Ein Land für Arbeiter, in dem niemand über seine Geburt definiert wird und alle ihr Potential ausreizen können.
Dies ist die jüngst formulierte Vision der britischen Regierung, vorgetragen von einem ihrer Minister, Matt Hancock. Mister Hancock steuert auch gleich konkrete Vorschläge bei, wie dieser Traum Wahrheit werden soll: Erwerbslose Jugendliche zwischen 18 und 21 sollen in Trainingscamps gesteckt werden und sich einem „Intensiv“-Programm unterziehen. Wichtiger Zusatz: Dies sei nicht als Bestrafung gemeint, wird der Minister in der britischen Tageszeitung „The Guardian“ wiedergegeben.
Ausbildungslager für die eigene Jugend? Der ehemalige VW-Mann Peter Hartz denkt europäischer. Sein „Konzept“ gegen die europaweite Jugendarbeitslosigkeit, welches er letztes Jahr vortrug, sieht eine „Talentdiagnostik“ zur Sortierung frischer Arbeitskräfte vor. Seine Eignungsanalyse orientiert sich dabei am aktuellen Bedarf an Arbeitskräften in ausgewählten europäischen Regionen. Klarer Vorteil gegenüber dem britischen Inseldenken: Ausbildungskosten tragen andere, ausgebeutet wird in Deutschland.
Hancock und Hartz sind wohl der Meinung, dass angesichts der Jugenderwerbslosigkeit in Europa solche Maßnahmen-Kataloge bei der Bevölkerung gut ankommen. Dass Hartz für seine Arbeitskräftesortierung gleich ganz Europa in den Blick nimmt, hat sehr einfache ökonomische Gründe. Der anhaltend hohen Nachfrage nach billigen qualifizierten Arbeitskräften auf dem deutschen Arbeitsmarkt steht eine vom Statistischen Bundesamt bezifferte Erwerbslosigkeit unter Jugendlichen in Deutschland von 7,7 Prozent gegenüber. Das ist zwar ganz ordentlich, aber Hartz rechnet mit ein bisschen Ausschuss, und außerdem lässt sich mit einem Überangebot der Preis der Ware Arbeitskraft besser unter ihren Wert drücken.

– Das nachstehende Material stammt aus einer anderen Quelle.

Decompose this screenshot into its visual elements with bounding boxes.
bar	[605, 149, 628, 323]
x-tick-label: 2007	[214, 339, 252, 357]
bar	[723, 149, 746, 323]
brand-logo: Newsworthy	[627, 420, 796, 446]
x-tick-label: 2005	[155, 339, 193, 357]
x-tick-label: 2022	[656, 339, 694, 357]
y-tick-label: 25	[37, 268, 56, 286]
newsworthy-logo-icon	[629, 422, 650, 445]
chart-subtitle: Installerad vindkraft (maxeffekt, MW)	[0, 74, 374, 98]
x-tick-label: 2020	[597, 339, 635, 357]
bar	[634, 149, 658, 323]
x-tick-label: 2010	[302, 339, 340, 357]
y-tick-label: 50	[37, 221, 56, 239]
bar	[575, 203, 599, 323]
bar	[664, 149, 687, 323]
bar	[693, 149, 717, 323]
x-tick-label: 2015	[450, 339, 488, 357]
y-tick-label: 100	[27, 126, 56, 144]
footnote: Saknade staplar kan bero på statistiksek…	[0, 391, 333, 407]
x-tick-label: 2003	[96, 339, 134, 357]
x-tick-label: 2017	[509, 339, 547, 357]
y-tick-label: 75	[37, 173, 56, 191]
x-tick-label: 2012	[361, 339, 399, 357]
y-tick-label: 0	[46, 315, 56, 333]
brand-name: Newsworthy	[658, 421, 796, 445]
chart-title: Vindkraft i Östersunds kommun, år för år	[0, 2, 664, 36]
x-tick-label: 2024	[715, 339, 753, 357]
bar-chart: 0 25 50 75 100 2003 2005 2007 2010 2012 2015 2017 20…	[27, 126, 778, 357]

Hartz weiß zudem um die Dimension der chronischen Unterfinanzierung des deutschen Bildungssystems und um die schlechten Chancen von Jugendlichen mit Eltern in „Hartz IV“-Bezug, in diesem Bildungssystem eine verwertbare Qualifizierung zu erfahren.
Jenseits nationaler Grenzen lockt ihn ein wesentlich breiteres Angebot. Bei 52,4 Prozent und 53,2 Prozent Erwerbslosigkeit unter Jugendlichen in Griechenland und Spanien sind sicherlich „Talente“ im Hartzschen Sinne darunter – also ausgebildete Fachkräfte.